Jarle Klepp ma siedemnaście lat, rozwiedzionych rodziców, przyjaciela Helge, dziewczynę Katrine i zdecydowane poglądy na wszystko. Mieszka w Stavanger, niewielkim norweskim mieście, które ropą naftową stoi. Silnie zdefiniowana tożsamość pozwala mu odróżniać się od innych, co ma dla niego fundamentalne znaczenie, bowiem nie ma większej zbrodni w tym wieku niż przeciętność. Zresztą – oddajmy głos głównemu bohaterowi: „Mam dziewczynę, jestem dość arogancki, wydaje mi się, że pozjadałem wszystkie rozumy, i uważam, że ponad 80% moich rówieśników to niedorozwinięci, konserwatywni, niedoinformowani debile.
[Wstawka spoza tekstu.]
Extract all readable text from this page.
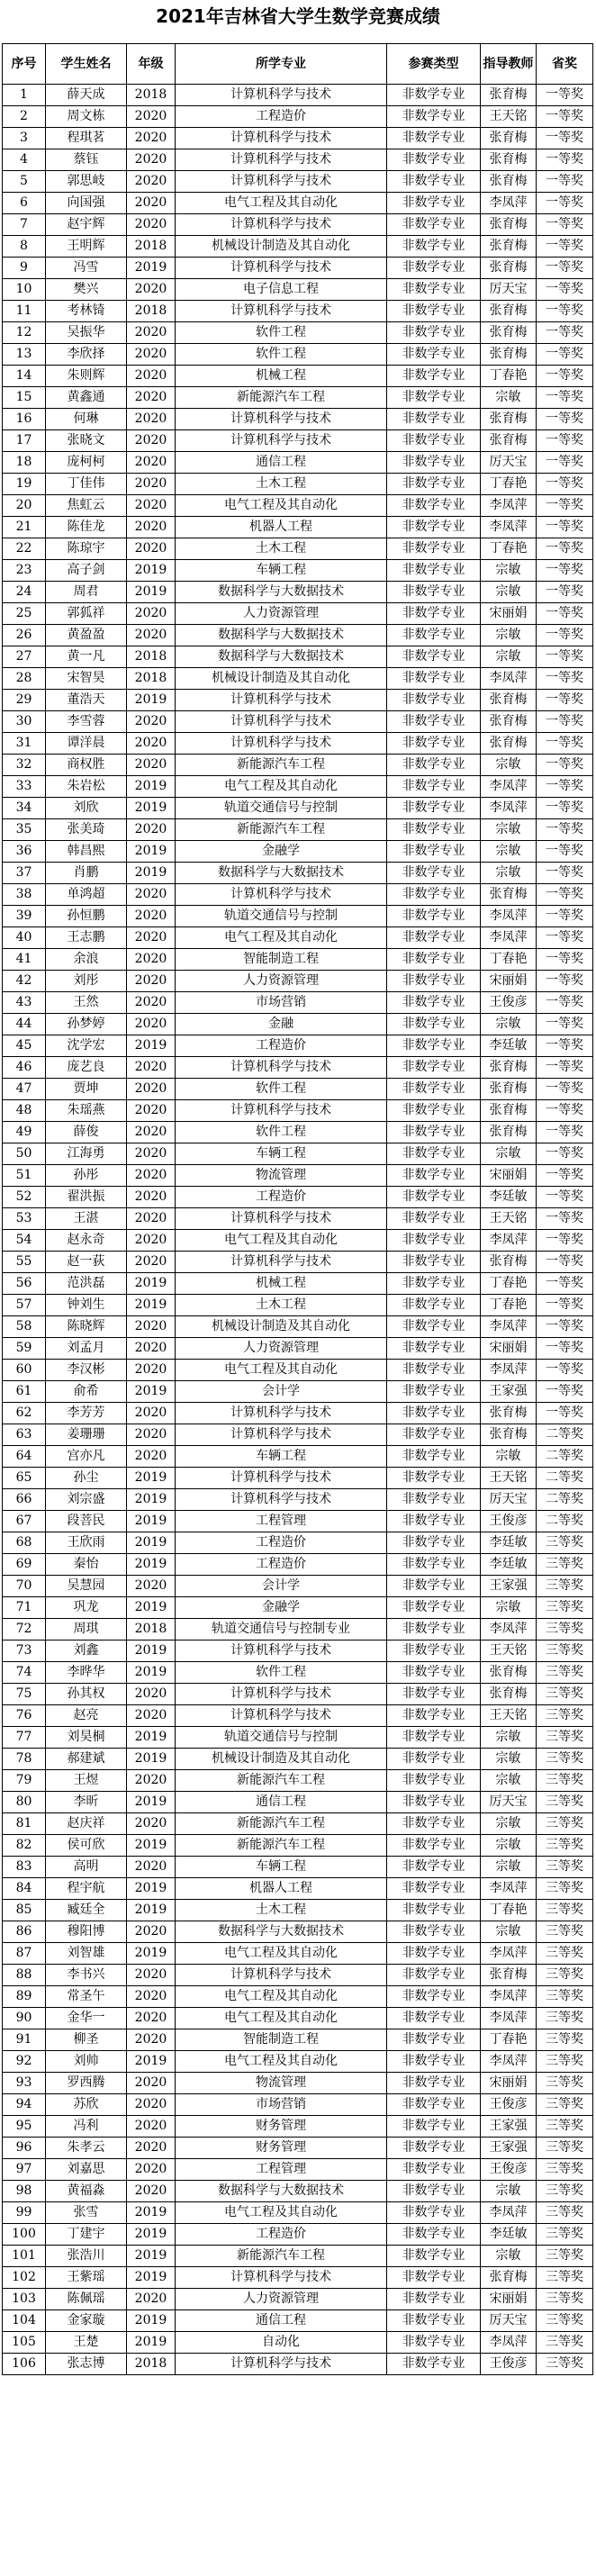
2021年吉林省大学生数学竞赛成绩
序号	学生姓名	年级	所学专业	参赛类型	指导教师	省奖
1	薛天成	2018	计算机科学与技术	非数学专业	张育梅	一等奖
2	周文栋	2020	工程造价	非数学专业	王天铭	一等奖
3	程琪茗	2020	计算机科学与技术	非数学专业	张育梅	一等奖
4	蔡钰	2020	计算机科学与技术	非数学专业	张育梅	一等奖
5	郭思岐	2020	计算机科学与技术	非数学专业	张育梅	一等奖
6	向国强	2020	电气工程及其自动化	非数学专业	李凤萍	一等奖
7	赵宇辉	2020	计算机科学与技术	非数学专业	张育梅	一等奖
8	王明辉	2018	机械设计制造及其自动化	非数学专业	张育梅	一等奖
9	冯雪	2019	计算机科学与技术	非数学专业	张育梅	一等奖
10	樊兴	2020	电子信息工程	非数学专业	厉天宝	一等奖
11	考林锜	2018	计算机科学与技术	非数学专业	张育梅	一等奖
12	吴振华	2020	软件工程	非数学专业	张育梅	一等奖
13	李欣择	2020	软件工程	非数学专业	张育梅	一等奖
14	朱则辉	2020	机械工程	非数学专业	丁春艳	一等奖
15	黄鑫通	2020	新能源汽车工程	非数学专业	宗敏	一等奖
16	何琳	2020	计算机科学与技术	非数学专业	张育梅	一等奖
17	张晓文	2020	计算机科学与技术	非数学专业	张育梅	一等奖
18	庞柯柯	2020	通信工程	非数学专业	厉天宝	一等奖
19	丁佳伟	2020	土木工程	非数学专业	丁春艳	一等奖
20	焦虹云	2020	电气工程及其自动化	非数学专业	李凤萍	一等奖
21	陈佳龙	2020	机器人工程	非数学专业	李凤萍	一等奖
22	陈琼宇	2020	土木工程	非数学专业	丁春艳	一等奖
23	高子剑	2019	车辆工程	非数学专业	宗敏	一等奖
24	周君	2019	数据科学与大数据技术	非数学专业	宗敏	一等奖
25	郭狐祥	2020	人力资源管理	非数学专业	宋丽娟	一等奖
26	黄盈盈	2020	数据科学与大数据技术	非数学专业	宗敏	一等奖
27	黄一凡	2018	数据科学与大数据技术	非数学专业	宗敏	一等奖
28	宋智昊	2018	机械设计制造及其自动化	非数学专业	李凤萍	一等奖
29	董浩天	2019	计算机科学与技术	非数学专业	张育梅	一等奖
30	李雪蓉	2020	计算机科学与技术	非数学专业	张育梅	一等奖
31	谭洋晨	2020	计算机科学与技术	非数学专业	张育梅	一等奖
32	商权胜	2020	新能源汽车工程	非数学专业	宗敏	一等奖
33	朱岩松	2019	电气工程及其自动化	非数学专业	李凤萍	一等奖
34	刘欣	2019	轨道交通信号与控制	非数学专业	李凤萍	一等奖
35	张美琦	2020	新能源汽车工程	非数学专业	宗敏	一等奖
36	韩昌熙	2019	金融学	非数学专业	宗敏	一等奖
37	肖鹏	2019	数据科学与大数据技术	非数学专业	宗敏	一等奖
38	单鸿超	2020	计算机科学与技术	非数学专业	张育梅	一等奖
39	孙恒鹏	2020	轨道交通信号与控制	非数学专业	李凤萍	一等奖
40	王志鹏	2020	电气工程及其自动化	非数学专业	李凤萍	一等奖
41	余浪	2020	智能制造工程	非数学专业	丁春艳	一等奖
42	刘彤	2020	人力资源管理	非数学专业	宋丽娟	一等奖
43	王然	2020	市场营销	非数学专业	王俊彦	一等奖
44	孙梦婷	2020	金融	非数学专业	宗敏	一等奖
45	沈学宏	2019	工程造价	非数学专业	李廷敏	一等奖
46	庞艺良	2020	计算机科学与技术	非数学专业	张育梅	一等奖
47	贾坤	2020	软件工程	非数学专业	张育梅	一等奖
48	朱瑶燕	2020	计算机科学与技术	非数学专业	张育梅	一等奖
49	薛俊	2020	软件工程	非数学专业	张育梅	一等奖
50	江海勇	2020	车辆工程	非数学专业	宗敏	一等奖
51	孙彤	2020	物流管理	非数学专业	宋丽娟	一等奖
52	翟洪振	2020	工程造价	非数学专业	李廷敏	一等奖
53	王湛	2020	计算机科学与技术	非数学专业	王天铭	一等奖
54	赵永奇	2020	电气工程及其自动化	非数学专业	李凤萍	一等奖
55	赵一荻	2020	计算机科学与技术	非数学专业	张育梅	一等奖
56	范洪磊	2019	机械工程	非数学专业	丁春艳	一等奖
57	钟刘生	2019	土木工程	非数学专业	丁春艳	一等奖
58	陈晓辉	2020	机械设计制造及其自动化	非数学专业	李凤萍	一等奖
59	刘孟月	2020	人力资源管理	非数学专业	宋丽娟	一等奖
60	李汉彬	2020	电气工程及其自动化	非数学专业	李凤萍	一等奖
61	俞希	2019	会计学	非数学专业	王家强	一等奖
62	李芳芳	2020	计算机科学与技术	非数学专业	张育梅	一等奖
63	姜珊珊	2020	计算机科学与技术	非数学专业	张育梅	二等奖
64	宫亦凡	2020	车辆工程	非数学专业	宗敏	二等奖
65	孙尘	2019	计算机科学与技术	非数学专业	王天铭	二等奖
66	刘宗盛	2019	计算机科学与技术	非数学专业	厉天宝	二等奖
67	段菩民	2019	工程管理	非数学专业	王俊彦	二等奖
68	王欣雨	2019	工程造价	非数学专业	李廷敏	三等奖
69	秦怡	2019	工程造价	非数学专业	李廷敏	三等奖
70	吴慧园	2020	会计学	非数学专业	王家强	三等奖
71	巩龙	2019	金融学	非数学专业	宗敏	三等奖
72	周琪	2018	轨道交通信号与控制专业	非数学专业	李凤萍	三等奖
73	刘鑫	2019	计算机科学与技术	非数学专业	王天铭	三等奖
74	李晔华	2019	软件工程	非数学专业	张育梅	三等奖
75	孙其权	2020	计算机科学与技术	非数学专业	张育梅	三等奖
76	赵亮	2020	计算机科学与技术	非数学专业	王天铭	三等奖
77	刘昊桐	2019	轨道交通信号与控制	非数学专业	宗敏	三等奖
78	郝建斌	2019	机械设计制造及其自动化	非数学专业	宗敏	三等奖
79	王煜	2020	新能源汽车工程	非数学专业	宗敏	三等奖
80	李昕	2019	通信工程	非数学专业	厉天宝	三等奖
81	赵庆祥	2020	新能源汽车工程	非数学专业	宗敏	三等奖
82	侯可欣	2019	新能源汽车工程	非数学专业	宗敏	三等奖
83	高明	2020	车辆工程	非数学专业	宗敏	三等奖
84	程宇航	2019	机器人工程	非数学专业	李凤萍	三等奖
85	臧廷全	2019	土木工程	非数学专业	丁春艳	三等奖
86	穆阳博	2020	数据科学与大数据技术	非数学专业	宗敏	三等奖
87	刘智雄	2019	电气工程及其自动化	非数学专业	李凤萍	三等奖
88	李书兴	2020	计算机科学与技术	非数学专业	张育梅	三等奖
89	常圣午	2020	电气工程及其自动化	非数学专业	李凤萍	三等奖
90	金华一	2020	电气工程及其自动化	非数学专业	李凤萍	三等奖
91	柳圣	2020	智能制造工程	非数学专业	丁春艳	三等奖
92	刘帅	2019	电气工程及其自动化	非数学专业	李凤萍	三等奖
93	罗西腾	2020	物流管理	非数学专业	宋丽娟	三等奖
94	苏欣	2020	市场营销	非数学专业	王俊彦	三等奖
95	冯利	2020	财务管理	非数学专业	王家强	三等奖
96	朱孝云	2020	财务管理	非数学专业	王家强	三等奖
97	刘嘉思	2020	工程管理	非数学专业	王俊彦	三等奖
98	黄福淼	2020	数据科学与大数据技术	非数学专业	宗敏	三等奖
99	张雪	2019	电气工程及其自动化	非数学专业	李凤萍	三等奖
100	丁建宇	2019	工程造价	非数学专业	李廷敏	三等奖
101	张浩川	2019	新能源汽车工程	非数学专业	宗敏	三等奖
102	王紫瑶	2019	计算机科学与技术	非数学专业	张育梅	三等奖
103	陈佩瑶	2020	人力资源管理	非数学专业	宋丽娟	三等奖
104	金家璇	2019	通信工程	非数学专业	厉天宝	三等奖
105	王楚	2019	自动化	非数学专业	李凤萍	三等奖
106	张志博	2018	计算机科学与技术	非数学专业	王俊彦	三等奖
Jeżeli czemuś miałbym być przeciwny, to jest to z pewnością EWG, nie lubię też chrześcijan, a zwłaszcza dzieciaków z Ten Sing, nienawidzę komercjalizmu, braków wiedzy o ochronie środowiska, popularnej muzyki i kapitalizmu” (s. 15). Jarle gra w zespole Mathias Rust Band – nazwa to nieprzypadkowa, stanowi wyraz hołdu dla pewnego dziewiętnastolatka, który jeszcze w czasach „zimnej wojny”, w tajemniczych okolicznościach, przedostał się na terytorium Związku Radzieckiego, lądując samolotem Cessna tuż koło Kremla i Placu Czerwonego w Moskwie. Jego świat (głównego bohatera), sposób budowania relacji, najlepiej opisuje dychotomia: my (dobrzy)–oni (źli). Pewnego dnia staje się jednak coś zaskakującego – Jarle zakochuje się od pierwszego wejrzenia w nowym uczniu. W CHŁOPAKU! Jak zachować w tej sytuacji twarz naczelnego buntownika szkoły, skoro Yngve jest tak Inny, jak tylko można to sobie wyobrazić – interesuje się starożytnym Egiptem, gra w tenisa i słucha popu? Główny bohater będzie musiał odpowiedzieć sobie na to pytanie, próbując przy okazji „pociągnąć kilka srok za ogon”. Po co wybierać, skoro można mieć wszystko, czego się pragnie? – tak mu się przynajmniej wydaje.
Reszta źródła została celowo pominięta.